Justiça
Primeiro réu do assassinato de Renato Nery vai a júri popular
Dois anos depois da execução do advogado em plena luz do dia, o primeiro acusado vai a júri popular. Investigação aponta que o homicídio foi encomendado por causa de uma disputa milionária por terras
JUSTIÇA
O primeiro julgamento do caso que apura o assassinato do advogado Renato Nery será realizado nesta quarta-feira (15), a partir das 9h, no Fórum de Cuiabá. O Tribunal do Júri decidirá se o caseiro Alex Roberto de Queiroz Silva, apontado pelo Ministério Público como o autor dos disparos que mataram o advogado em 5 de julho de 2024, será condenado pelo crime. Ele é o primeiro dos seis denunciados a sentar no banco dos réus em um dos casos de maior repercussão em Mato Grosso nos últimos anos.
Segundo a denúncia do Ministério Público, Renato Nery foi morto porque sua atuação em uma disputa judicial por uma propriedade rural, localizada em Novo São Joaquim (448 km de Cuiabá), contrariou interesses econômicos dos supostos mandantes do crime. A acusação sustenta que o homicídio foi planejado, financiado e executado mediante pagamento.

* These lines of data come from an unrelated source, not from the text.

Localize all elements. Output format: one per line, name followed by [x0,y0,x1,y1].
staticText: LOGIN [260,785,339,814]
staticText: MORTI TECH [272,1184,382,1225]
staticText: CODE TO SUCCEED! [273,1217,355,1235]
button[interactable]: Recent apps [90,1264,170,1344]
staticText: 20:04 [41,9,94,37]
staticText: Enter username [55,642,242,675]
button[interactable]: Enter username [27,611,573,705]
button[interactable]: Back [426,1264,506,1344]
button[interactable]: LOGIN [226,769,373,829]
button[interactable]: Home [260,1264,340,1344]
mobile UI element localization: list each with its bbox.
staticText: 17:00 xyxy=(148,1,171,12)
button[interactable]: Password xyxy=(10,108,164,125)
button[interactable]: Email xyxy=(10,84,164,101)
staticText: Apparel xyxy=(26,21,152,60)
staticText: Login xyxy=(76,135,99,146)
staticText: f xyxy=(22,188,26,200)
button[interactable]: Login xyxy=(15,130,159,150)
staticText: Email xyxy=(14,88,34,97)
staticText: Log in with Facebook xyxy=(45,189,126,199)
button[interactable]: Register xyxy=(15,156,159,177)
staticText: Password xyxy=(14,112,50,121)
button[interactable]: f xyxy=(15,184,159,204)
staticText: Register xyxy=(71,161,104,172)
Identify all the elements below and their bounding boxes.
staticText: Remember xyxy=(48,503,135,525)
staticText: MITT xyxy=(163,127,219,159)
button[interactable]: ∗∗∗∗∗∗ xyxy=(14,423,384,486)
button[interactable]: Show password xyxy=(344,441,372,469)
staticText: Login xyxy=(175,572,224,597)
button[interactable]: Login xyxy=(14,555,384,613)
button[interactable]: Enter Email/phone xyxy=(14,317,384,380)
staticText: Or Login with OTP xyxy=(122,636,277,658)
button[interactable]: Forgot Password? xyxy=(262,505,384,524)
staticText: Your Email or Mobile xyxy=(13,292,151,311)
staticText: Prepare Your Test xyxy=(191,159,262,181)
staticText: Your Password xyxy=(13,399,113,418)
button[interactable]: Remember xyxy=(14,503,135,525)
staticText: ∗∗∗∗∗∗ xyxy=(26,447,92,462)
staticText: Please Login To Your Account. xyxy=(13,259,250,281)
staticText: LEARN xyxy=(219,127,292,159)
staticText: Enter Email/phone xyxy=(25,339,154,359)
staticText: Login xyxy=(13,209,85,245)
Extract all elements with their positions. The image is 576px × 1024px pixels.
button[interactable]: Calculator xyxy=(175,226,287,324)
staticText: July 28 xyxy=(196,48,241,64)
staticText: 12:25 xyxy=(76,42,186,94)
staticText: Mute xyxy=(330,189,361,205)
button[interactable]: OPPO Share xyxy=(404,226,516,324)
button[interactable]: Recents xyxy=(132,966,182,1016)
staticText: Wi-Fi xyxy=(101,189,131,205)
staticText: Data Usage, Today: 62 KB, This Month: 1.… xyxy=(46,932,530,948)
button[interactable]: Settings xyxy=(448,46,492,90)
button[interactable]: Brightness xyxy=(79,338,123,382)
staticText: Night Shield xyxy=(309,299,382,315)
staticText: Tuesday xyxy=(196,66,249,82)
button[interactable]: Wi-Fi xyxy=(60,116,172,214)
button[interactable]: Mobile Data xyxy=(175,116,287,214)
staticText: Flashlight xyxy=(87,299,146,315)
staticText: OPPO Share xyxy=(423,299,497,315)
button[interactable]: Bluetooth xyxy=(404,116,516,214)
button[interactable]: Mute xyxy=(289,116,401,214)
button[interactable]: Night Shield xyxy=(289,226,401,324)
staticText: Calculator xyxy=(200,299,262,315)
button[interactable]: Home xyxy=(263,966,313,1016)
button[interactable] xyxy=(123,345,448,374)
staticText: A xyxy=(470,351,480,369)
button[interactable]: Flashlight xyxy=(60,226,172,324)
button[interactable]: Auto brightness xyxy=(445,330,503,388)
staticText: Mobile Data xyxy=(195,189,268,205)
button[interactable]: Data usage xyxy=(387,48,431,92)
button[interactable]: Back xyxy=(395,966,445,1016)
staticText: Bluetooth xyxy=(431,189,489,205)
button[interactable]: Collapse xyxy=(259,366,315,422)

Conforme as investigações, Alex Roberto aguardou a chegada do advogado ao escritório, na Avenida Fernando Corrêa da Costa, em Cuiabá, e efetuou os disparos no momento em que a vítima desembarcava do veículo. Em seguida, fugiu em uma motocicleta. Toda a ação foi registrada por câmeras de segurança, cujas imagens passaram a integrar o conjunto de provas reunidas pela Polícia Civil.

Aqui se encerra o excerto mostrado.